Other coding standards include, for example, the so called H.26x (promulgated by the ITU-T Video Coding Experts Group—VCEG; the acronym ITU-T stands for International Telecommunications Union, Standardization Sector).
The MPEG4 and the H.26x standards belong to the class of the so-called “predictive” video coding schemes. Generally, in a predictive video coding scheme the difference between the value (e.g., the luminance) of a generic pixel of the current video frame and a predicted value of that pixel is coded and transmitted to the receiver; the encoded difference is decoded at the receiver side, and the value obtained is added to the predicted value of the pixel, so as to obtain a reconstructed pixel value. The prediction is based on previously transmitted and decoded spatial and/or temporal information; for example, the predictors can include pixels from the present frame (“intra” prediction) as well as pixels from previously decoded frames in the video sequence (“inter” prediction); the inter prediction is motion-compensated, taking into account frame-to-frame displacement of moving objects in the sequence.

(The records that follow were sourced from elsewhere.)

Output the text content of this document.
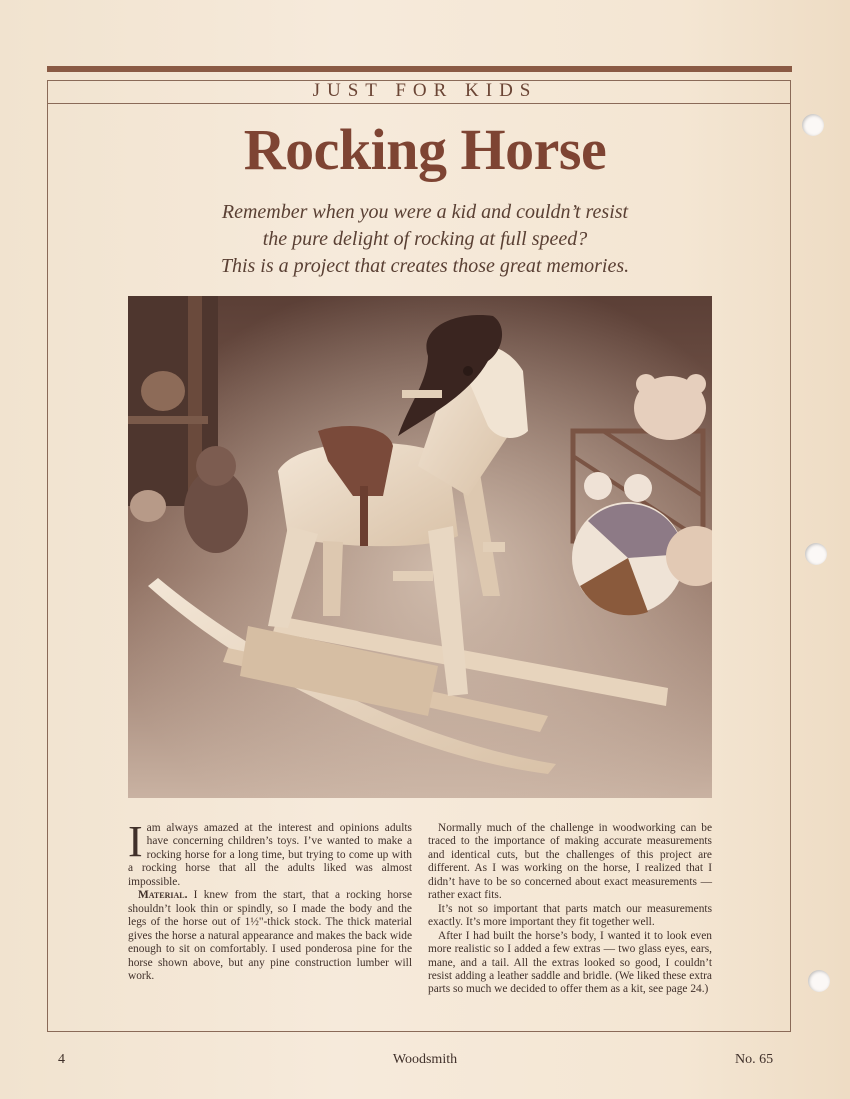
JUST FOR KIDS
Rocking Horse
Remember when you were a kid and couldn’t resist
the pure delight of rocking at full speed?
This is a project that creates those great memories.

Iam always amazed at the interest and opinions adults have concerning children’s toys. I’ve wanted to make a rocking horse for a long time, but trying to come up with a rocking horse that all the adults liked was almost impossible.

Material. I knew from the start, that a rocking horse shouldn’t look thin or spindly, so I made the body and the legs of the horse out of 1½"-thick stock. The thick material gives the horse a natural appearance and makes the back wide enough to sit on comfortably. I used ponderosa pine for the horse shown above, but any pine construction lumber will work.

Normally much of the challenge in woodworking can be traced to the importance of making accurate measurements and identical cuts, but the challenges of this project are different. As I was working on the horse, I realized that I didn’t have to be so concerned about exact measurements — rather exact fits.

It’s not so important that parts match our measurements exactly. It’s more important they fit together well.

After I had built the horse’s body, I wanted it to look even more realistic so I added a few extras — two glass eyes, ears, mane, and a tail. All the extras looked so good, I couldn’t resist adding a leather saddle and bridle. (We liked these extra parts so much we decided to offer them as a kit, see page 24.)

4	Woodsmith	No. 65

Predictive coders/decoders (“codecs”) are intrinsically very susceptible to prediction mismatch between the encoder, where the source video data are encoded and then transmitted, and the decoder, where the encoded video data are received and decoded to reconstruct the original video data. The encoded video data are transmitted in packets; during the transmission, packets may get lost, due for example to the fact that the transmission channel is noisy (i.e., it is a “lossy” channel). If this occurs, a locally decoded copy of a reconstructed video frame at the encoder may not match the corresponding reconstructed video frame at the decoder. This effect is known as “drift”, and leads to a significant reduction in the quality of the decoded video data. Drift occurs because, due to the noise of the transmission channel, the encoder and the decoder loose synchronization, as they work on different copies of the reconstructed video frame.
In J. Wang et al., “Robust video transmission over a lossy network using a distributed source coded auxiliary channel”, Picture Coding Symposium, San Francisco (Calif.), December 2004, and US-A-2005/0268200, a method is disclosed to improve robustness of predictive video codecs, which is inspired to the principles of Distributed Source Coding (DSC). Errors in data reconstruction are reduced, and the drift effect mitigated, by sending extra information over a lower-rate auxiliary channel (or secondary channel).
The Applicant has observed that the method disclosed in the cited references uses a modification of an algorithm known in the art as the ROPE (Recursive Optimal Per-pixel Estimate) algorithm; such an algorithm is for example described in Zhang et al., “Optimal intra/inter mode switching for robust video communication over the Internet”, Proc. 33rd Ann. Asilomar Conf. on Sig. Syst. Comp., 1999. The encoder estimates, on a pixel basis, the expected distortion of the decoded video sequence due to channel loss. The algorithm requires in input an estimate of the packet loss rate and the knowledge of the error concealment technique used at the decoder, with no need to perform any comparison between the original and the decoded video frames. The algorithm is applied directly in the DCT (Discrete Cosine Transform) domain: the recursive algorithm keeps track of the variance of each DCT coefficient, treated as a random variable, which can be seen as an estimate of the drift observed at the decoder.